The buzz indicates Indian shares will consolidate this week as investors tread cautiously, taking cues from economic data and the central bank's scheduled rate decision on Friday.
With economic turbulence in the western world setting off alarm bells in much of Asia, policymakers in New Delhi are veering to the view the Reserve Bank of India (RBI) — the world's most aggressive central bank that has raised rates 11 times over 16 months — needs to pause.
Finance Minister Pranab Mukherjee and the influential deputy chairman of the Planning Commission, Montek Singh Ahluwalia, have aired the government's thinking, accepting that the long running monetary tightening policy could cause more harm than good especially with the world economy in the doldrums.
On Thursday, central banks in Indonesia, Malaysia, the Philippines and South Korea held interest rates, citing the grim global economic outlook.

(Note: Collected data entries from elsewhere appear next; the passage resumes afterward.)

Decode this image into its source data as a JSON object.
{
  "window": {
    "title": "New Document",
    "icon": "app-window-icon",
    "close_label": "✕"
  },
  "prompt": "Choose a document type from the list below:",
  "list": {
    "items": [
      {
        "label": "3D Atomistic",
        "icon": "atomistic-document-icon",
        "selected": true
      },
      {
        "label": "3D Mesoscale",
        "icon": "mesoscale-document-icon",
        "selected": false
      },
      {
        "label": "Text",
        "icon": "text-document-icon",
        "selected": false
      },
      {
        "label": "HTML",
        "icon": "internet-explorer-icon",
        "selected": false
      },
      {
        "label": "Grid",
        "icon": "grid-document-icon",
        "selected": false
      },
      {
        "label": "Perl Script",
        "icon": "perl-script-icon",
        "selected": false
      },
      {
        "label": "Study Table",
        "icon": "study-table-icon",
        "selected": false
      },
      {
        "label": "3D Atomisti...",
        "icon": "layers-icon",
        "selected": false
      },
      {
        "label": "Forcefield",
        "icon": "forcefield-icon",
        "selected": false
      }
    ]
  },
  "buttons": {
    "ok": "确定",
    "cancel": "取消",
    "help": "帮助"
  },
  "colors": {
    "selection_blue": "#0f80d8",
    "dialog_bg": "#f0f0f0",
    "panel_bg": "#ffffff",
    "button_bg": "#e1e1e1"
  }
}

However, RBI officials are sticking to their hawkish stance, saying stamping out inflation pressures remains the prime objective. Minutes of the previous policy meeting in July showed the Governor D. Subbarao overruled the majority view for a quarter-point increase or pause and decided to raise rates by a bigger-than-expected 50 basis points.

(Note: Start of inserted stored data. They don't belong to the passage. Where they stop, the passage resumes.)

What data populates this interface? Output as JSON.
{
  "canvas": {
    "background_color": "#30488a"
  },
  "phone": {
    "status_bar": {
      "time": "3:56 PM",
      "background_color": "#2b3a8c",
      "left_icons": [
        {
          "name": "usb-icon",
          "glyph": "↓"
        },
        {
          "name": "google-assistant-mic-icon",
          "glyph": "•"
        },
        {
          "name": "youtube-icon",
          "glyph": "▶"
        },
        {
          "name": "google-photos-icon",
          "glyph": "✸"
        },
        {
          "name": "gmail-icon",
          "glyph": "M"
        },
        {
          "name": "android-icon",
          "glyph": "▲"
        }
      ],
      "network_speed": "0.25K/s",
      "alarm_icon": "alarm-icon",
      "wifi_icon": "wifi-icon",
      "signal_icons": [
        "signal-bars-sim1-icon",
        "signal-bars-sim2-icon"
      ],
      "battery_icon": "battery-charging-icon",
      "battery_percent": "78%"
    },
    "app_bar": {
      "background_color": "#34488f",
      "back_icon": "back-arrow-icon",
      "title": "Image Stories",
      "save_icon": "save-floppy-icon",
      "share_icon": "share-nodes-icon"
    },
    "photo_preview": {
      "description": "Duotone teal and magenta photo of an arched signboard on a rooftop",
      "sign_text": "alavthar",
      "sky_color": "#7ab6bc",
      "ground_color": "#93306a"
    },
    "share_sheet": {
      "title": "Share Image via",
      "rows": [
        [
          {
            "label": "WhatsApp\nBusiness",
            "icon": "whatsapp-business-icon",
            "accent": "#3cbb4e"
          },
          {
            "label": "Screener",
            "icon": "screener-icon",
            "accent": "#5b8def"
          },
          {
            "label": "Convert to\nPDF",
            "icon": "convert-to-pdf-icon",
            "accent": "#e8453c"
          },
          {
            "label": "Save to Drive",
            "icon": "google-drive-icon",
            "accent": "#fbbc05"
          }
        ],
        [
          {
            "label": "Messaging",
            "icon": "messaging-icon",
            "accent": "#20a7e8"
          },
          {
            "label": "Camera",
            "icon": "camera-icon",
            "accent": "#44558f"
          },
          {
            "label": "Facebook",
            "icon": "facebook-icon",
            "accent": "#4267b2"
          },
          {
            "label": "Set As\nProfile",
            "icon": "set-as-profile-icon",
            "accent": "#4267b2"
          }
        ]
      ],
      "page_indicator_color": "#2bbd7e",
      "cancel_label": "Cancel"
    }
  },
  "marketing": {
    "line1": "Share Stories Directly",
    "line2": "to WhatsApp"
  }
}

"This is not the time to put up speed bumps when the economy is slowing rapidly," said equity salesman Ramnik Dalal. "The uncertainty on the rates is a major hurdle for the markets to hold on to gains."
The top-30 Sensex pared gains to 0.3 per cent last week after a 1.9 per cent slide on Friday due to the cloudy rates outlook.
Car sales in August fell 10.1 per cent, falling for the second consecutive month, as high borrowing costs and steep increases in the prices of vehicle and fuel took a toll. The trend is unlikely to change despite the coming festive season in October because of the high rates.
Industrial output data for July due tomorrow is expected to show a sharp slowdown in the annual growth rate to around six per cent, compared with a double-digit rise a year earlier. August inflation will be released two days later and this should remain above nine per cent.
The data will be crucial for the RBI to make its call. Dalal said a rate rise would briefly push the market down, but there would be value buying in the coming weeks as foreign funds move in from recession-threatened US and Europe.
The gloomy global economy could spell trouble for exports that have been booming for more than a year.